In most conventional ammonia plants, natural gas is processed in primary and secondary reformers to generate hydrogen, and the reformed gas stream is then subjected to a shift conversion for additional hydrogen production after excess heat has been recovered from the reformed gas stream. In a still further step, acid gases (here: carbon dioxide) are removed and residual carbon monoxide (CO) and carbon dioxide (CO2) are converted into methane in a downstream methanator. The resulting raw synthesis gas stream is then passed into the synthesis loop for production of ammonia, wherein the nitrogen is typically provided from process air that is fed into the secondary reformer.
Typically, an ammonia plant will use a stoichiometric amount of process air in the secondary reformer to maintain a hydrogen to nitrogen molar ratio of 3 to 1 in the methanator effluent gas (raw synthesis gas), which is typically the make-up gas to the ammonia synthesis loop. Where desirable, production capacity can be increased by introducing excess air and then by removing excess nitrogen from the syngas stream by combination of gas expansion, autorefrigeration, and cryogenic separation as for example described in U.S. Pat. No. 3,442,613 to Grotz. While Grotz's configuration is relatively effective in some ammonia production plants, retrofitting of existing plants is problematic since the expansion step requires considerable increase in front-end pressure in a ammonia synthesis plant and thereby typically necessitates retrofits/rebuilds to accommodate for the increased pressure.

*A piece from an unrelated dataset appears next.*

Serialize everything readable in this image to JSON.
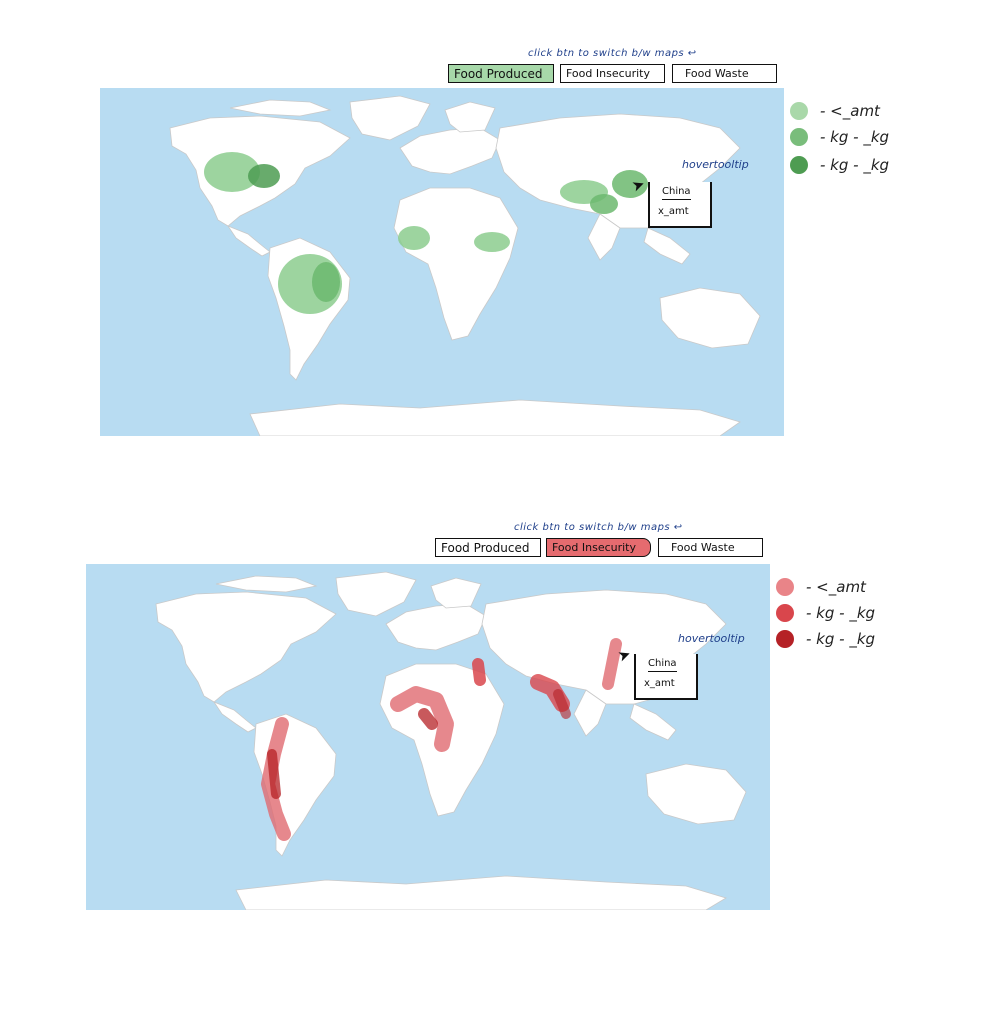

To circumvent at least some of the problems associated with retrofitting existing ammonia synthesis production plants, Bhakta describes in U.S. Pat. No. 5,935,544 a configuration in which a purifier process has been applied to a low methane content syngas with moderate N2 excess, wherein an external refrigeration step produces a syngas with sufficiently low inert content to significantly increase synthesis capacity or decrease in synthesis loop pressure. Although Bhakta's configuration overcomes in many cases the need for retrofitting existing plants, Bhakta's configuration is typically limited to relatively narrow process parameters in order to provide satisfactory improvements in synthesis capacity.
In yet other known plant configurations (see e.g., our commonly owned International patent application with publication number WO 03/002459), an ammonia plant includes a separation system upstream of a synthesis loop that removes excess nitrogen and other gaseous compounds from a feed gas having a ratio of hydrogen to nitrogen of less than 3:1 to thereby produce a syngas with a ratio of hydrogen to nitrogen at about 3:1. In particularly preferred systems, a coldbox with a refrigerant other than air, or pressure swing adsorption unit operates as the separation system. While such configurations provide numerous advantages over previously known ammonia plants, demands for excess air are still relatively high.
Therefore, despite numerous known configurations and processes for improvements of ammonia synthesis, all or almost all of them suffer from one or more disadvantages. Thus, there is still a need to provide improved methods and configurations for ammonia synthesis.